Republic of Moldova is yet another exception that has enriched “social practice” three years ago. In February 2001 for the first time ever in the international “social practice” a Communist Party has been brought to power by free and fair elections. This time though, the exception is another testimony to the rule. The thing is that Communist leaders announced they were revising party program and bylaws as the two documents stemming from Communist doctrine were no longer meeting the realities of the day, because they had been adopted at the time Communist Party was in opposition. If so, was then the communist rhetoric good only for bringing the party to power?

In fact, watchers of the social-political developments in Moldova know that Party of Communists passed its program on April 21, 2001, at its winner’s congress, two months after their landslide victory in parliamentary elections; and not while the party was in opposition as it likes to insinuate. During that Congress Communist leader announced that their victory was the first step towards reviving Communist movement in CIS. The new Communist party program reconfirmed the thesis on the need of rebuilding “federation of sovereign republic”, i.e. USSR. It also condemned globalisation as a sign of neo-imperialism and instrument of “American imperialism” — WTO, etc.

Curiously, two months later Communist Party voted in favour of joining WTO. In another two months it declared liberalizing economy its top priority. Later, integration in the EU was declared to be one of Moldova’s strategic goals; albeit it ran counter to the party’s political program, not to mention its electoral program militating for joining Russia-Belarus Union. Then what consensus over social order (either in relations with right or left opposition, or citizens for that matter) are we talking about?

Social practice indicates that such behaviour is usually displayed by those who follow the principle: the goal justifies the means, whereas the ultimate goal in this case seems to be staying in power no matter what. Such a goal would never contribute to the consolidation of the society, not to mention civil society.

Moral order

The aforesaid brings to light the discrepancy between the party documents and electoral program and the behaviour of the ruling party, both of which undermine the “moral order” as a foundation of the civil society. And this because electoral program is nothing but a “social contract” concluded between a certain political party and its electorate.

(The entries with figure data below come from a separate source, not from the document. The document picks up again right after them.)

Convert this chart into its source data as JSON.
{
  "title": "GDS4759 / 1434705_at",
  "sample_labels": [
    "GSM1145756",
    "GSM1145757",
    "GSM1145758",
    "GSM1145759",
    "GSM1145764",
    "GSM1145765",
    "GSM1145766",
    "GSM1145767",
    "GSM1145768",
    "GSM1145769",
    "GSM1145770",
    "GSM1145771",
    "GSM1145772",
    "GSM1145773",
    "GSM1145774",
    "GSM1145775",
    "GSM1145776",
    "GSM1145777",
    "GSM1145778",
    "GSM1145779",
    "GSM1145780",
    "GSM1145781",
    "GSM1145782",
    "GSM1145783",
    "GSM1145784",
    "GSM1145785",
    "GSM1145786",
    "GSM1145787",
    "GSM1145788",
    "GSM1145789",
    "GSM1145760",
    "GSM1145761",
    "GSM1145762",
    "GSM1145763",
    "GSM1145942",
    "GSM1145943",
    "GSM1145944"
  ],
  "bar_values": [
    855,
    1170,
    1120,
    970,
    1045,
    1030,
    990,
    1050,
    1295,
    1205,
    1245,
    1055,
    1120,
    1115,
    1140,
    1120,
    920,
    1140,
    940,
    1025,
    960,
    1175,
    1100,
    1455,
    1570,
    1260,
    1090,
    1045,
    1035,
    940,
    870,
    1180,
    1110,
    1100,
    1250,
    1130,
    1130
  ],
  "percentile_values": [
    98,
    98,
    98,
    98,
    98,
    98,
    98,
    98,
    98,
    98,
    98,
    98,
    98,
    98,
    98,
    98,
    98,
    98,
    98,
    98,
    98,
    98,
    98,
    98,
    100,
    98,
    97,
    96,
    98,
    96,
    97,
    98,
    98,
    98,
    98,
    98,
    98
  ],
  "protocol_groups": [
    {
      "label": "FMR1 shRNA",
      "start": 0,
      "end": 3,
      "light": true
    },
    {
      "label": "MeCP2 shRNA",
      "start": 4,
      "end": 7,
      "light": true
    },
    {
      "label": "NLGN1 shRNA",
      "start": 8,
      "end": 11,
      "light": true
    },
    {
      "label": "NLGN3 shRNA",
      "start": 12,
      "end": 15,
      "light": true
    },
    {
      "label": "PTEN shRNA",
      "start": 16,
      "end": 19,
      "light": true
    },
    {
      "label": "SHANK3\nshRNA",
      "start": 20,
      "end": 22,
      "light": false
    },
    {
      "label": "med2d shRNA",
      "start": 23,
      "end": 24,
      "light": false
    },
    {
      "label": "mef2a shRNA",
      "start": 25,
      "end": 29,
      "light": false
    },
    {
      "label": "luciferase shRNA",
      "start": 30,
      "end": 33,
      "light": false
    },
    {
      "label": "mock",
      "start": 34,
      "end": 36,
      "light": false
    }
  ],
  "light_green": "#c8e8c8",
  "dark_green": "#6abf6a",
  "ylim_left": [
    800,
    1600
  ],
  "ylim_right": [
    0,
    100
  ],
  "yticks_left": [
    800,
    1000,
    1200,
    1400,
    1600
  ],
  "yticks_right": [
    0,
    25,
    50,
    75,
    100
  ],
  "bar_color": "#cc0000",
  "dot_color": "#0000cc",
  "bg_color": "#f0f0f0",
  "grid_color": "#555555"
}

What a better occasion to talk “moral order” than Easter, which usually precedes or follows Communist’s celebration of V.I. Lenin on April 22.

This year, as was the case last year, public opinion was outraged by the way Communist Party equally celebrated both occasions. Last year, Communist leaders attended the Easter ceremony, the President even received the Holly Fire brought from Jerusalem to pass it on to the people. The same happened this year. This time however President called on his fellow citizens: “Let us unite in the name of this Holly Fire to be together forever”. Thus, believers may only wonder about the “moral order” and abiding Lord’s preaching: “Give to Caesar what is Caesar’s, and to God what is God’s” (Mathew 22:21, Luca 20:25). And this the more so as last year (including on the election day held several weeks after Easter), National TV broadcasted several times a movie featuring President Voronin endorsing Communist candidates in elections with the reporter, Carmelia Albu, disclosing the fact that the President was not a believer.

That’s the plain truth… In his capacity as an atheist and leader of the Party of Communists, the President together with his fellow comrades bowed to the Lenin’s monument on April 22 reiterating that Lenin’s ideals were still guiding ideas albeit they preached atheism and despite the fact that Lenin was the one to order hundreds and thousands of clergy to be killed. Still, President called ordinary citizens and believers to “unite in the name of Holly Fire” brought from the grave of the Lord, who used to say “No one can serve two masters. Either he will hate the one and love the other, or he will be devoted to the one and despise the other. You cannot serve both God and Money” (Mathew 6:24).

Therefore, the evolution of the Moldovan civil society is undermined by the lack on the social and moral order.